# Spectral Clustering Project

#### Yelena Kernogitski and Mengshu Shao   

## Introduction

A significant aim of machine learning and pattern recognition is finding appropriate clusters that are able to accurately classify data points. Two standard approaches used in clustering are K-means and Expectation-Maximazation which allow for learning a mixture model. The latter has severe drawbacks where we must estimate the density of each cluster to be Gaussian due to parametric assumptions, and the log likelihood may result in getting caught in a local minima, and many various initial values may need to be used [1]. K-means clustering by itself leads to other problems, such as not being able to accomodate non-spherical data, and other complex datasets. A method that provides a possible solution in finding useful clusters in spectral clustering, which utilizes eigenvectors derived from the distance between points. An additional part of our algorithm uses the eigenvectors found in K-means clustering, as opposed to using the original dataset found. It has been found in empirical studies that the latter method is more accurate in classifying clusters [1]. In this report, we first implement a simple spectral clustering algorithm for clustering point in $\mathbb{R}^n$. Second, we analyze how it works in an "ideal" case in which the points are exactly far apart.
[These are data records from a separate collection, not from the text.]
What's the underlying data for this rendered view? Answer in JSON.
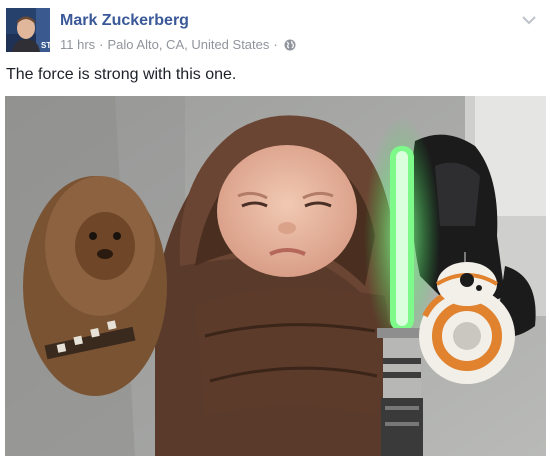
{
  "post": {
    "author_name": "Mark Zuckerberg",
    "timestamp": "11 hrs",
    "separator_1": "·",
    "location": "Palo Alto, CA, United States",
    "separator_2": "·",
    "privacy_icon": "globe-icon",
    "menu_icon": "chevron-down-icon",
    "status_text": "The force is strong with this one.",
    "avatar_badge_text": "STU"
  },
  "colors": {
    "author_link": "#3b5998",
    "meta_text": "#90949c",
    "body_text": "#1d2129"
  }
}
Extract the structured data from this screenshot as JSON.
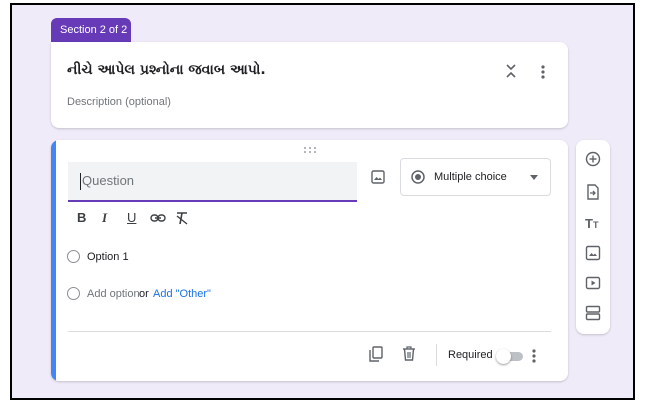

Then we apply the algorithm to a number of challenging clustering problems. We will attempt to optimize our algorithm by using various methods--such as vectorization, JIT, and cython wrapping funcions. 

## Spectral Clustering Algorithm

Our algorithm has been previously described in (Ng et al, 2002). Provided a set of points $S= {s_1,...,s_n}$ in $\mathbb{R}^l$ that we want to clsuter into $k$ subsets:

1. Define the affinity matrix $A$ $\mathbb{R}^{nxn}$ by $A_{ij}=exp(-||s_i-s_j||^2 / 2\sigma^2)$ if $i\neq{j}$, and $A_{ii}=0$.
    
2. Create a diagonal matrix whose ($i$,$i$) element is the sum of $A's$ i-th row, and construct L, where $L= D^{-1/2}AD^{-1/2}$.
    
3. Find ${x_1,...,x_n}$, the $k$ largest eigenvectors of $L$, and create the matrix $X$, by placing the k eigenvectors in columns.
    
4. Use $X$ to form the matrix $Y$, by normalizing each X's rows to have unit length (i.e. $Y_{ij}=X_{ij}/(\sum_{j}{}X_{ij}^2)^{1/2}$). 
    
5. Treating each row of $Y$ as a point in $\mathbb{R}^k$, cluster into $k$ clusters using K-means
    
6. Assign the original point $s_i$ to cluster $j$ if row $i$ of the matrix $Y$ was assigned to cluster $j$. 

Our scaling parameter $\sigma^2$ was found by minimizing the distortion of the Y matrix and the clustering centers that correspond to each assigned cluster. The distortion was found by summing over the Euclidean distances between each data point and the center of its assigned cluster. We found $\sigma^2$ by using an iterative procedure to find which value of $\sigma^2$ minimized the distortion. Generally, $\sigma^2$ can be determined using human input, but this process automizes the procedure. 

## References

#### 1. Ng, Andrew Y., Michael I. Jordan, and Yair Weiss. "On spectral clustering: Analysis and an algorithm." Advances in neural information processing systems 2 (2002): 849-856.